La corrupción puede alcanzar cierta inmunidad cuando la ciudadanía la considera inevitable, cuando
espera con cierto fatalismo que quien tiene oportunidad de ejercer el poder lo usará en beneficio
propio en cualquier momento, cuando la verdad deja de tener un valor en sí mismo y se sustituye
por el utilitarismo. La actual judicialización de la política en España (por cierto, paralela a la
politización de la justicia) demuestra que en la ética colectiva se están difuminando los límites entre
la verdad y la mentira, lo correcto y lo incorrecto; cuando se cree que las cosas están bien o mal no
por razones estrictamente morales, sino porque se puede o no probar en un juicio, se están
laminando los fundamentos protestantes de la democracia: se sustituye la ética de la
responsabilidad personal ante un Dios justo por la de las buenas obras aparentes ante los demás; se
hace así más difícil controlar la corrupción. Un responsable político me decía que en el caso de
Marcos Zapata era irrelevante si lo que Marcos decía era cierto y lo que publicaba EL MUNDO era
falso, que lo que importaba era el efecto político que la noticia había tenido y que había que actuar
en consecuencia. Relativizar la importancia de la verdad es una amenaza a las libertades
democráticas. Sin verdad no hay democracia: tienen aquí implicaciones profundas las palabras de
Jesús: “La verdad os hará libres” (Juan 8:32). El criterio utilitarista y relativista de la moralidad
laminará las libertades personales, abrirá paso a la arbitrariedad y nos robará nuestra capacidad de
controlar democráticamente a nuestros gobernantes, porque si no disponemos de un criterio
objetivo de lo que es verdad y lo que es mentira, lo que está bien y lo que está mal, un criterio al
que pueda apelar el más humilde ciudadano, serán los poderosos quienes impondrán su criterio de
la verdad, la justicia y el bien, lo utilizarán en beneficio propio y callarán nuestras voces; en nombre
de su criterio de verdad restringirán nuestra libertad de expresión (¿y no lo empiezan a hacer ya?).
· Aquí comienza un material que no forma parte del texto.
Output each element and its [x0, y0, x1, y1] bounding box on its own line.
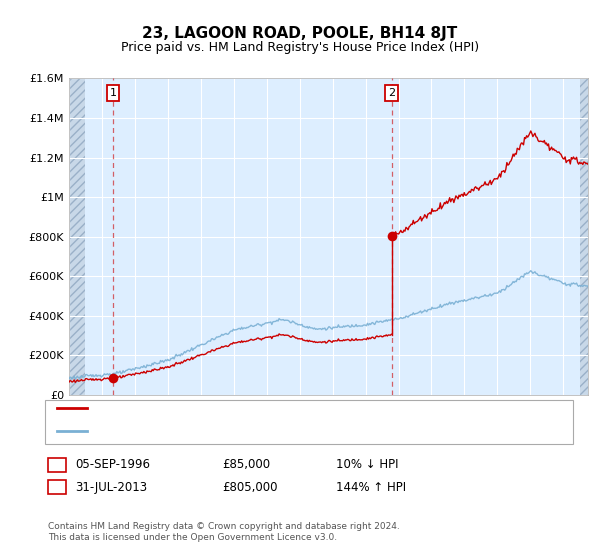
Text: Price paid vs. HM Land Registry's House Price Index (HPI): Price paid vs. HM Land Registry's House …	[121, 40, 479, 54]
Text: 23, LAGOON ROAD, POOLE, BH14 8JT (detached house): 23, LAGOON ROAD, POOLE, BH14 8JT (detach…	[93, 403, 382, 413]
Bar	[69, 78, 85, 395]
Text: £805,000: £805,000	[222, 480, 277, 494]
Text: 10% ↓ HPI: 10% ↓ HPI	[336, 458, 398, 472]
Text: 2: 2	[53, 482, 61, 492]
Text: 2: 2	[388, 88, 395, 98]
Text: 1: 1	[53, 460, 61, 470]
Text: 1: 1	[109, 88, 116, 98]
Text: 31-JUL-2013: 31-JUL-2013	[75, 480, 147, 494]
Text: £85,000: £85,000	[222, 458, 270, 472]
Bar	[580, 78, 588, 395]
Text: Contains HM Land Registry data © Crown copyright and database right 2024.
This d: Contains HM Land Registry data © Crown c…	[48, 522, 400, 542]
Text: 23, LAGOON ROAD, POOLE, BH14 8JT: 23, LAGOON ROAD, POOLE, BH14 8JT	[142, 26, 458, 41]
Text: 144% ↑ HPI: 144% ↑ HPI	[336, 480, 406, 494]
Text: 05-SEP-1996: 05-SEP-1996	[75, 458, 150, 472]
Text: HPI: Average price, detached house, Bournemouth Christchurch and Poole: HPI: Average price, detached house, Bour…	[93, 426, 481, 436]
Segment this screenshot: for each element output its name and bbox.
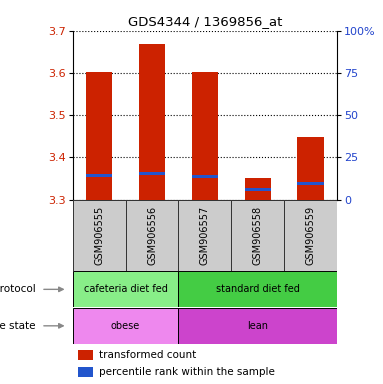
Text: obese: obese <box>111 321 140 331</box>
Bar <box>298 137 324 200</box>
Bar <box>245 178 271 200</box>
Bar <box>192 72 218 200</box>
Text: GSM906557: GSM906557 <box>200 205 210 265</box>
Bar <box>86 72 113 200</box>
Bar <box>78 367 93 377</box>
Bar <box>178 200 231 271</box>
Bar <box>178 271 337 307</box>
Text: GSM906559: GSM906559 <box>306 206 316 265</box>
Bar <box>231 200 284 271</box>
Text: cafeteria diet fed: cafeteria diet fed <box>84 284 167 295</box>
Text: disease state: disease state <box>0 321 36 331</box>
Bar <box>73 308 178 344</box>
Bar <box>284 200 337 271</box>
Bar <box>245 188 271 190</box>
Bar <box>73 200 126 271</box>
Bar <box>86 174 113 177</box>
Bar <box>178 308 337 344</box>
Text: GSM906556: GSM906556 <box>147 206 157 265</box>
Bar <box>126 200 178 271</box>
Text: GSM906555: GSM906555 <box>94 205 104 265</box>
Text: lean: lean <box>247 321 268 331</box>
Text: percentile rank within the sample: percentile rank within the sample <box>99 367 275 377</box>
Bar <box>139 44 165 200</box>
Text: standard diet fed: standard diet fed <box>216 284 300 295</box>
Text: transformed count: transformed count <box>99 350 196 360</box>
Bar <box>73 271 178 307</box>
Title: GDS4344 / 1369856_at: GDS4344 / 1369856_at <box>128 15 282 28</box>
Text: GSM906558: GSM906558 <box>253 206 263 265</box>
Bar <box>298 182 324 185</box>
Bar <box>192 175 218 177</box>
Bar <box>139 172 165 175</box>
Text: protocol: protocol <box>0 284 36 295</box>
Bar <box>78 351 93 360</box>
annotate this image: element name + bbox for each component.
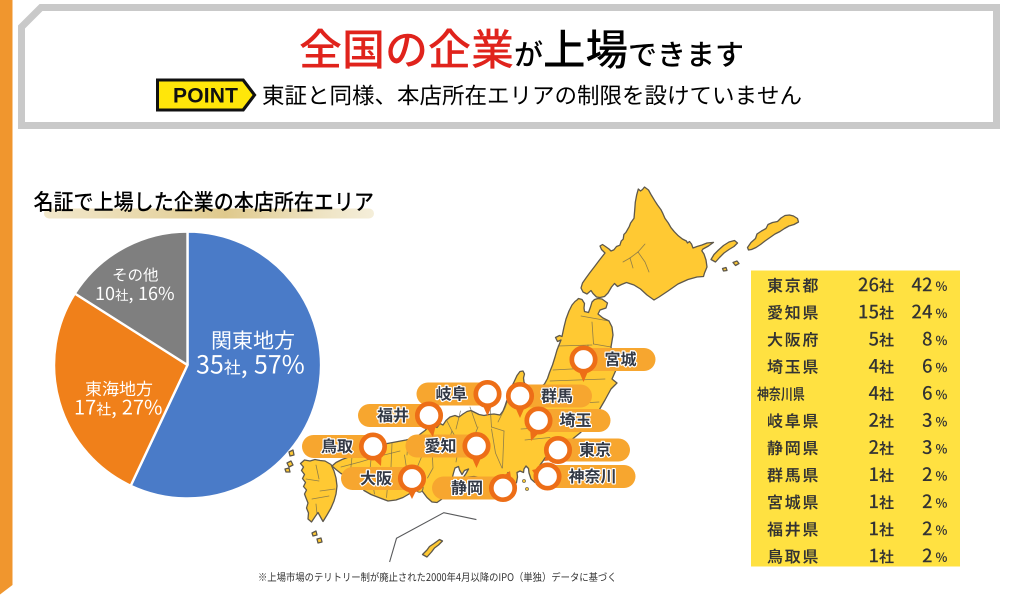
svg-text:POINT: POINT <box>173 85 238 108</box>
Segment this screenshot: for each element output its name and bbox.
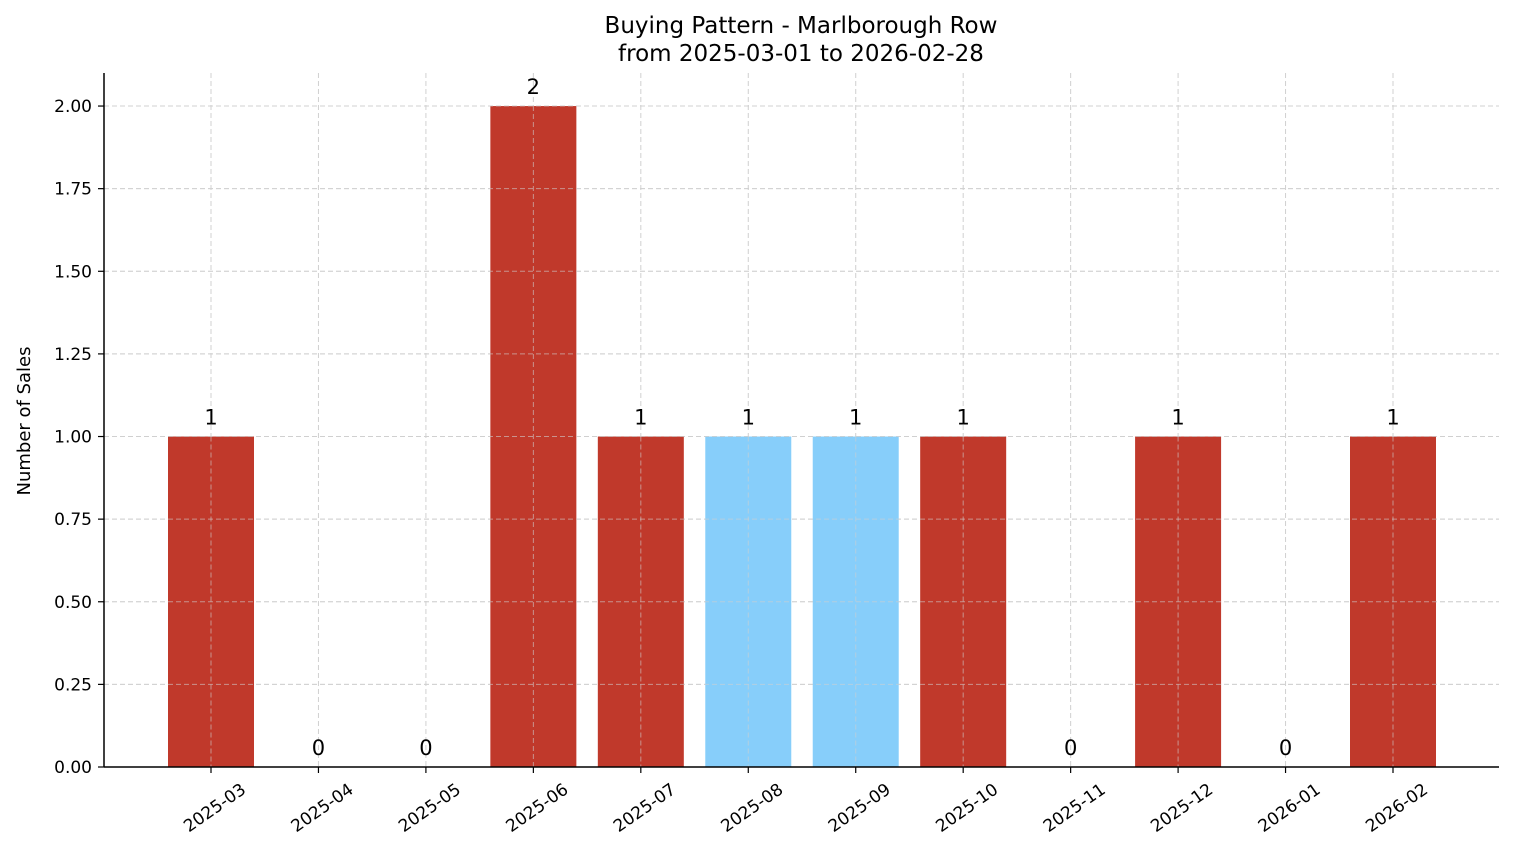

La moral protestante considera fundamentales la responsabilidad individual – no nos salvamos por
pertenecer a un colectivo, necesitamos un nuevo nacimiento personal – y la permanente vigilancia
de las tendencias opresoras que surgen del pecado que a todos afecta; si nuestra sociedad sustituye
estos valores morales por otros, irán diluyéndose las libertades de la persona – empezando por la
libertad de expresión –, a las minorías se les tapará su voz, se difuminará la separación de poderes
y el poder político se hará más difícil de controlar; perderemos democracia. Los protestantes
debemos reconocer nuestro protagonismo en los orígenes del sistema democrático occidental y
defender sus fundamentos morales; no solo lo necesitamos nosotros para defender nuestra libertad
de conciencia y de expresión, lo necesita toda la sociedad para detener las tendencias autoritarias –
por mucho que se disfracen de tolerancia – y para recuperar profundidad democrática. En los
próximos años necesitaremos luchar otra vez por la libertad de expresión.
MANUEL SUAREZ
(Publicado en la revista EDIFICACIÓN CRISTIANA, Marzo – Abril 2008. Nº 231. Época IX. Permitida
la reproducción total o parcial de esta publicación, siempre que se cite su procedencia y autor.)